By Julien Lagarde, Barbara Uszczynska-Ratajczak, Silvia Carbonell, SÍlvia Pérez-Lluch, Amaya Abad, Carrie Davis, Thomas Gingeras, Adam Frankish, Jennifer Harrow, Roderic Guigó, Rory Johnson

Posted 01 Feb 2017
bioRxiv DOI: 10.1101/105064 (published DOI: 10.1038/ng.3988)

Accurate annotations of genes and their transcripts is a foundation of genomics, but no annotation technique presently combines throughput and accuracy. As a result, reference gene collections remain incomplete: many gene models are fragmentary, while thousands more remain uncatalogued - particularly for long noncoding RNAs (lncRNAs).

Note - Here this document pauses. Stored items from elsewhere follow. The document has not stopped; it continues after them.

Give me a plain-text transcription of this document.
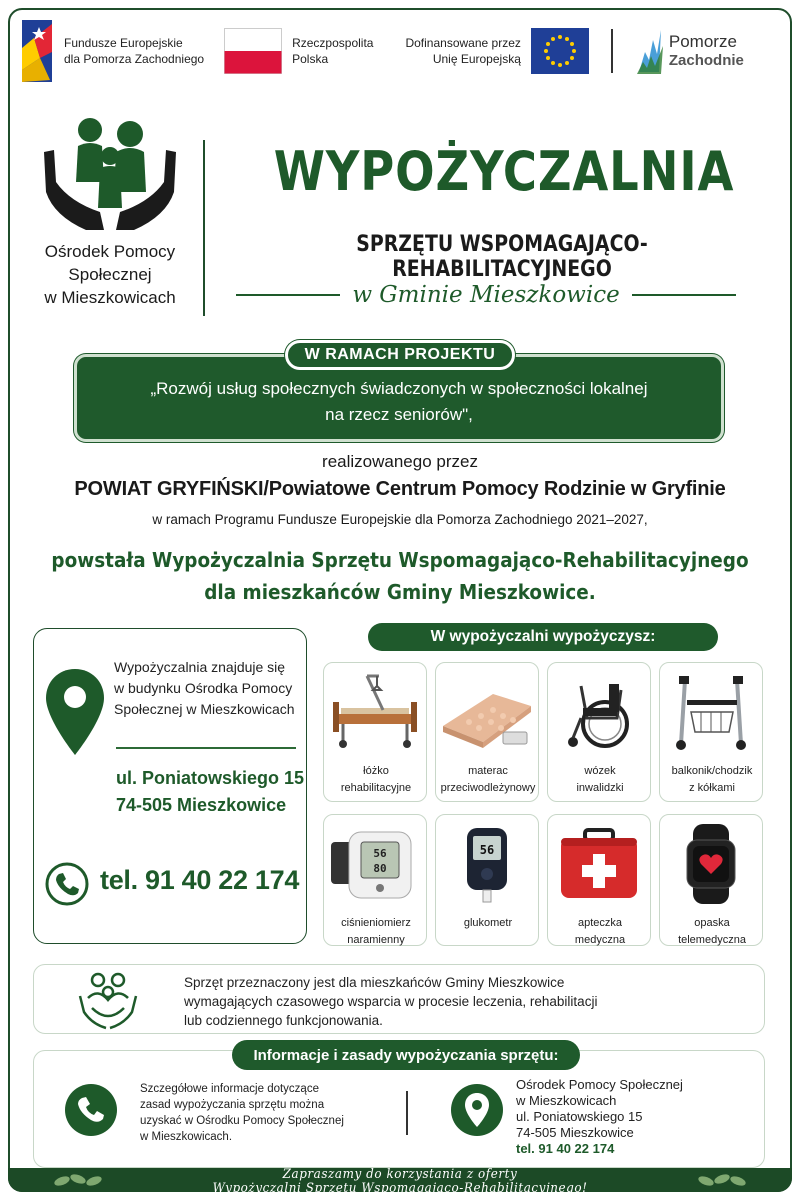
Fundusze Europejskie
dla Pomorza Zachodniego
Rzeczpospolita
Polska
Dofinansowane przez
Unię Europejską
Pomorze
Zachodnie
Ośrodek Pomocy
Społecznej
w Mieszkowicach
WYPOŻYCZALNIA
SPRZĘTU WSPOMAGAJĄCO-REHABILITACYJNEGO
w Gminie Mieszkowice
„Rozwój usług społecznych świadczonych w społeczności lokalnej
na rzecz seniorów",
W RAMACH PROJEKTU
realizowanego przez
POWIAT GRYFIŃSKI/Powiatowe Centrum Pomocy Rodzinie w Gryfinie
w ramach Programu Fundusze Europejskie dla Pomorza Zachodniego 2021–2027,
powstała Wypożyczalnia Sprzętu Wspomagająco-Rehabilitacyjnego
dla mieszkańców Gminy Mieszkowice.
Wypożyczalnia znajduje się
w budynku Ośrodka Pomocy
Społecznej w Mieszkowicach
ul. Poniatowskiego 15
74-505 Mieszkowice
tel. 91 40 22 174
W wypożyczalni wypożyczysz:
łóżko
rehabilitacyjne
materac
przeciwodleżynowy
wózek
inwalidzki
balkonik/chodzik
z kółkami
56
80
ciśnieniomierz
naramienny
56
glukometr	apteczka
medyczna
opaska
telemedyczna
Sprzęt przeznaczony jest dla mieszkańców Gminy Mieszkowice
wymagających czasowego wsparcia w procesie leczenia, rehabilitacji
lub codziennego funkcjonowania.
Szczegółowe informacje dotyczące
zasad wypożyczania sprzętu można
uzyskać w Ośrodku Pomocy Społecznej
w Mieszkowicach.
Ośrodek Pomocy Społecznej
w Mieszkowicach
ul. Poniatowskiego 15
74-505 Mieszkowice
tel. 91 40 22 174
Informacje i zasady wypożyczania sprzętu:
Zapraszamy do korzystania z oferty
Wypożyczalni Sprzętu Wspomagająco-Rehabilitacyjnego!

To accelerate lncRNA annotation, the GENCODE consortium has developed RNA Capture Long Seq (CLS), combining targeted RNA capture with third-generation long-read sequencing. We present an experimental re-annotation of the GENCODE intergenic lncRNA population in matched human and mouse tissues, resulting in novel transcript models for 3574 / 561 gene loci, respectively. CLS approximately doubles the annotated complexity of targeted loci, outperforming existing short-read techniques. Full-length transcript models produced by CLS enable us to definitively characterize the genomic features of lncRNAs, including promoter- and gene-structure, and protein-coding potential. Thus CLS removes a longstanding bottleneck of transcriptome annotation, generating manual-quality full-length transcript models at high-throughput scales.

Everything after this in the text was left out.